Retour des soignants non vaccinés: Contresens et irresponsabilité
À juste titre dans un papier du Monde, on dénonce l’irresponsabilité de certains élus d’opposition qui militent pour le retour des soignants noms vaccinés comme si la pandémie était déjà terminée alors qu’on constate quotidiennement encore autour de 100 000 cas nouveaux et que l’apparition d’un nouveau variant n’est pas impossible à l’automne.
En juin, les Français se sont dotés d’une Assemblée nationale qui reflète beaucoup plus fidèlement qu’auparavant l’état politique réel du pays. On peut se réjouir de cette meilleure représentation, ainsi que du retour en force d’un Parlement désormais arbitre incontournable des choix politiques. Encore faudrait-il que les oppositions exercent leur pouvoir dans un sens constructif et responsable. Tel n’est pas le cas lorsque, en une troublante convergence, des élus de la Nouvelle Union populaire, écologique et sociale (Nupes), des Républicains (LR) et du Rassemblement national (RN) défendent la réintégration des personnels du système de santé et des services d’incendie et de secours qui ont été suspendus, car non vaccinés contre le Covid-19.
L’obligation vaccinale est entrée en vigueur le 15 septembre 2021, avec le soutien presque unanime des professionnels de santé. Elle a été considérée comme relevant de l’évidence, s’agissant de personnels qui, par leurs fonctions, côtoient les personnes les plus exposées au Covid, dont ils sont chargés de préserver la santé. Le fait, pour eux, d’être astreints à des vaccinations spécifiques, comme celle contre l’hépatite B, n’avait d’ailleurs jusque-là guère fait débat. La mise en œuvre de cette obligation nouvelle a suscité de nombreuses tensions. Des soignants ont argué du manque de recul ou d’efficacité, ou de convictions personnelles, pour refuser la vaccination, et des suspensions ont dû être prononcées.
Alors que le SARS-CoV-2 continue de circuler fortement et que le vaccin protège contre les formes graves de la maladie, réintégrer celles et ceux qui le refusent reviendrait à céder aux arguments antiscientifiques et à renoncer à un fondement de la politique de santé publique qui fait de la vaccination un réflexe de protection collective et suppose l’exemplarité des soignants.

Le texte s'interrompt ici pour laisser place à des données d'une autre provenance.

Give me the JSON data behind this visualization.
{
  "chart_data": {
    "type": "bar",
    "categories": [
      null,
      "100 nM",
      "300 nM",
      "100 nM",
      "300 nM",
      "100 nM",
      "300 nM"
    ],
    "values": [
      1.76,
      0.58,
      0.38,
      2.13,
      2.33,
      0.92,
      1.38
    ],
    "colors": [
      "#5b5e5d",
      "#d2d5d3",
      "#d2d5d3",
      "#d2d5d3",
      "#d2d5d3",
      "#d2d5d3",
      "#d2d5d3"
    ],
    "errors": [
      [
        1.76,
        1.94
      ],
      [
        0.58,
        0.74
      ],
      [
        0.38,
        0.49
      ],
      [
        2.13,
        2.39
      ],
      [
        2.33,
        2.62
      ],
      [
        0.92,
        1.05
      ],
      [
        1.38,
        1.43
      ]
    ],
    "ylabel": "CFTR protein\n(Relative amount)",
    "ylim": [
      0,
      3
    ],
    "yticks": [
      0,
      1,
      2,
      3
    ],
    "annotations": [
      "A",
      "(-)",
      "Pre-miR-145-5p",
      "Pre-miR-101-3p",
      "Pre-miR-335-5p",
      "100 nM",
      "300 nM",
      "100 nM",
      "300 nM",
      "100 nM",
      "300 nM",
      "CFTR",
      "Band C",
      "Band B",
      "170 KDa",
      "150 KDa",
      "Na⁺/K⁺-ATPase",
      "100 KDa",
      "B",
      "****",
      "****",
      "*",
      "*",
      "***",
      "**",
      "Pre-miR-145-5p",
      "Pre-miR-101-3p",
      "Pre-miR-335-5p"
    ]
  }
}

Comment des patients pourraient-ils maintenir leur confiance dans des hôpitaux, des cliniques ou des Ehpad dont certains personnels refuseraient de mettre en œuvre les consensus scientifiques nationaux et internationaux ? « Aucun des arguments ressassés ne permet de valider scientifiquement le refus de se faire vacciner », qui, s’il est « respectable », reste « incompatible avec le métier de soignant », vient d’estimer l’Académie de médecine, réitérant sa « ferme opposition » à la réintégration des non-vaccinés.
Quant aux arguments selon lesquels une telle réintégration permettrait de pallier la grave pénurie de personnels soignants, voire de lutter plus efficacement contre les incendies de forêt, ils ne résistent pas aux chiffres. Comment soutenir qu’on tiendrait là un remède à une crise systémique massive, alors que seuls 600 des 240 000 infirmiers hospitaliers et 75 médecins et pharmaciens à l’hôpital sur 85 000 font défaut ? Alors que, globalement, les 12 000 personnes suspendues ne représentent que 0,53 % des personnels concernés ?
Laisser entendre, comme certains le prétendent à gauche, à droite et à l’extrême droite, que le retour des non-vaccinés réglerait la crise de l’hôpital et servirait la justice et la paix civile relève d’une dangereuse démagogie. Céder à ces arguments nourrirait au contraire la défiance envers le système de santé et la rationalité scientifique et alimenterait les conflits au sein des équipes soignantes. En poursuivant cette croisade néfaste, les oppositions donneraient un piètre avant-goût du rôle qu’elles peuvent jouer au cours d’un quinquennat qui s’annonce si lourd de défis.